Op weg naar het zuiden kwamen we nog langs een leuk initiatief, het koala ziekenhuis van Port Macquarie. Zij vangen koala’s op die bijvoorbeeld gewond zijn geraakt door bosbranden of gebeten zijn door honden. Eigelijk veel leuker (en echter) dan de dierentuin… Wat zijn ze lief he? (Jong geleerd is oud gedaan)

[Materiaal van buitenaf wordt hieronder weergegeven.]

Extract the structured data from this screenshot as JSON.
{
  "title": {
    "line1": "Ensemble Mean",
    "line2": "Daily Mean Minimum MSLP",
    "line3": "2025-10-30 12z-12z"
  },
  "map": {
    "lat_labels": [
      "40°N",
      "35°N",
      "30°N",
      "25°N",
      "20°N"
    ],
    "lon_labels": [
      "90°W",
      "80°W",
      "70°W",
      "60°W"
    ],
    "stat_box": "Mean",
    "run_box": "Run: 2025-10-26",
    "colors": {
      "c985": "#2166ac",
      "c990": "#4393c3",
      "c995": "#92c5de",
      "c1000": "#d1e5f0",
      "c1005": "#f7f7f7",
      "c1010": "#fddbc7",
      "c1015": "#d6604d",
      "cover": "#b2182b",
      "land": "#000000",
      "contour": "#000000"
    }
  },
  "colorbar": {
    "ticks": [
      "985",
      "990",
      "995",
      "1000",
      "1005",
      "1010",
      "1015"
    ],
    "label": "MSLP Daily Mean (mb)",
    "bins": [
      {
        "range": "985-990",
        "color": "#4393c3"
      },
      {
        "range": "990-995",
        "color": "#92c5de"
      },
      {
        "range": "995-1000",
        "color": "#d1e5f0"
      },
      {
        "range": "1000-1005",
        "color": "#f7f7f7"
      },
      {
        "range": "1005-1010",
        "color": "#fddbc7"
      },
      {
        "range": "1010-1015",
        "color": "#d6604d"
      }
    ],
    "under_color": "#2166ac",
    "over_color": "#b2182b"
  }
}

Via internet hadden we nog een goede aanbieding gevonden voor een excursie naar Hunter Valley, het Stellenbosch van Australie. Op 20 april ‘s ochtends werden we met een busje opgehaald vanuit Newcastle. Tijdens het ophalen van onze medepassagiers zagen we een meneer die er even bij was gaan zitten:
Geen goed begin van de dag, haha…. In Hunter Valley aangekomen gingen we langs diverse wijnhuizen. Steef hoefde natuurlijk geen wijn (maar dat wilden we niet meteen melden natuurlijk), dus keek ze zeer geïnteresseerd in haar glas en rook ze er maar aan. Als niemand keek wisselden we snel het glas om…. Gelukkig kon er ook ‘smelly cheese’ en chocola geproefd worden, dus voor ieder wat wils.
Inmiddels naderde het paasweekend en wilden we naar Sydney. We belden naar de camping daar, maar dat was een kansloos project. Geen plaats natuurlijk…. Dus doorgereden naar de Blue Mountains, meer het binnenland in. We hebben al heel wat Nationale Parken gezien de afgelopen 6 maanden, maar dit was toch echt wel een hoogtepunt! Het bekendste uitkijkpunt is bij de 3 Sisters:
Ralph, je krijgt nog de groeten van ze he! De bergen hebben een soort blauwe gloed, vandaar de naam Blue Mountains. Met ons hadden nog ongeveer 1 miljoen andere mensen bedacht dat ze naar de BM gingen voor Pasen, dus om sommige plaatsen was het vrij vol. Maar het uitzicht maakt het meer dan de moeite waard zullen we maar zeggen.
Aangezien het hier al vroeg (17.45) donker is, houden we onszelf ’s avonds maar bezig op de camping. Erik experimenteert met Live Painting (ja ja mensen, een artiest in ons midden), en zie hier het resultaat:
We hopen maandag in Sydney aan te komen, dus het Opera House houden jullie van ons tegoed!